We are unable to find any report on KCOT clinically indistinguishable from common pericoronitis. In our case 1, a semicircular area of rarefaction below a horizontally impacted third molar was the only radiographic sign and inflammation also obscured the specific histology of KCOT. Because excised tissues were not submitted for microscopic examination, the underlying KCOT escaped early diagnosis until the lesion showed a destructive clinical course.

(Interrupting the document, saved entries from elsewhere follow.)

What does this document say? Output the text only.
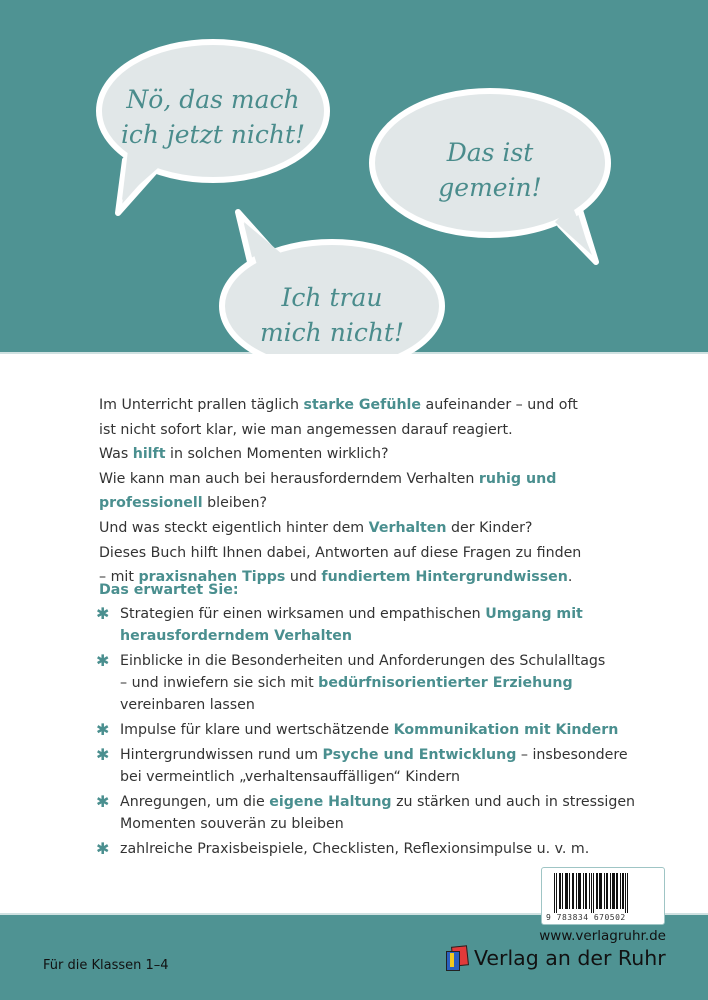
Nö, das mach
ich jetzt nicht!
Das ist
gemein!
Ich trau
mich nicht!

Im Unterricht prallen täglich starke Gefühle aufeinander – und oft

ist nicht sofort klar, wie man angemessen darauf reagiert.

Was hilft in solchen Momenten wirklich?

Wie kann man auch bei herausforderndem Verhalten ruhig und

professionell bleiben?

Und was steckt eigentlich hinter dem Verhalten der Kinder?

Dieses Buch hilft Ihnen dabei, Antworten auf diese Fragen zu finden

– mit praxisnahen Tipps und fundiertem Hintergrundwissen.

Das erwartet Sie:
✱ Strategien für einen wirksamen und empathischen Umgang mit
herausforderndem Verhalten
✱ Einblicke in die Besonderheiten und Anforderungen des Schulalltags
– und inwiefern sie sich mit bedürfnisorientierter Erziehung
vereinbaren lassen
✱ Impulse für klare und wertschätzende Kommunikation mit Kindern
✱ Hintergrundwissen rund um Psyche und Entwicklung – insbesondere
bei vermeintlich „verhaltensauffälligen“ Kindern
✱ Anregungen, um die eigene Haltung zu stärken und auch in stressigen
Momenten souverän zu bleiben
✱ zahlreiche Praxisbeispiele, Checklisten, Reflexionsimpulse u. v. m.
9 783834 670502
Für die Klassen 1–4
www.verlagruhr.de
Verlag an der Ruhr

Given that microscopic appearance of KCOT, be cystic or solid, is pathognomonic [1, 4, 31, 32], the original diagnosis of SOT in our case 2 is an avoidable error. As shown, Bcl-2 immunoexpression may serve as a clue to the KCOT phenotype of intraosseous squamous epithelial lesions [4]. Very important from a practical view is the distinction between SOT and solid KCOT, because of differences in clinical behavior [33]. Only a few cases have been published [31, 32], thus precluding any meaningful conclusion that a solid variant of KCOT exhibits a greater potential for aggressive growth and recurrence compared with its classic cystic form. It is interesting to note that microscopic similarities, including overlap with KCOT, have also been observed in keratoameloblastomas [34]. To date, the issue of whether keratoameloblastoma with KCOT-like features is truly an ameloblastoma or whether it represents a histologic variant of solid KCOT remains debatable [31, 34].

Primary Intraosseous Squamous Cell Carcinoma (PIOSCC)

There have been reports of PIOSCC camouflaged as benign reactive conditions associated with a horizontally impacted lower third molar [3538]. These incipient tumors were mostly interpreted as a carcinoma ex dentigerous cyst [36, 38], but radiolucency associated with the root part of involved tooth was the principal finding in some PIOSCC including our case 1 [35, 37]. It is thus probable that the rests of Malassez may be an additional histogenetic source [37]. Nevertheless, careful consideration should be given to the sulcular epithelial origin, because of the soft-tissue impaction of the carcinoma-associated tooth [37, 38].

There are two alternatives to explain the origin of our case 2. The first possibility is that clear cell carcinoma of the minor salivary gland invaded the periradicular bone and transformed into dentinoid-forming basaloid tumor in a central location. The second possibility is that primary intraosseous odontogenic carcinoma perforated the lingual cortical plate and grew in the gingiva. Based on the clinical and pathologic correlation, the second alternative is considered the most likely. Our tumor lacks mature squamous phenotype and shares features with the recently described sclerosing odontogenic carcinoma [39]. According to the 2005 WHO classification [1], we reluctantly use the term PIOSCC despite this fact. Significant amounts of dentinoid deposition are exceptionally rare in PIOSCC [40, 41]; however, this is a fortuitous microscopic finding without any diagnostic or prognostic significance.

In summary, clinical impressions and radiographic appearance are indispensable for the surgical pathologists who diagnose challenging jawbone lesions. Although a small number of heterogeneous cases, the results of this pathology-oriented study will, in turn, aid the head and neck surgeons in the clinical diagnosis for some of commonly misinterpreted odontogenic entities.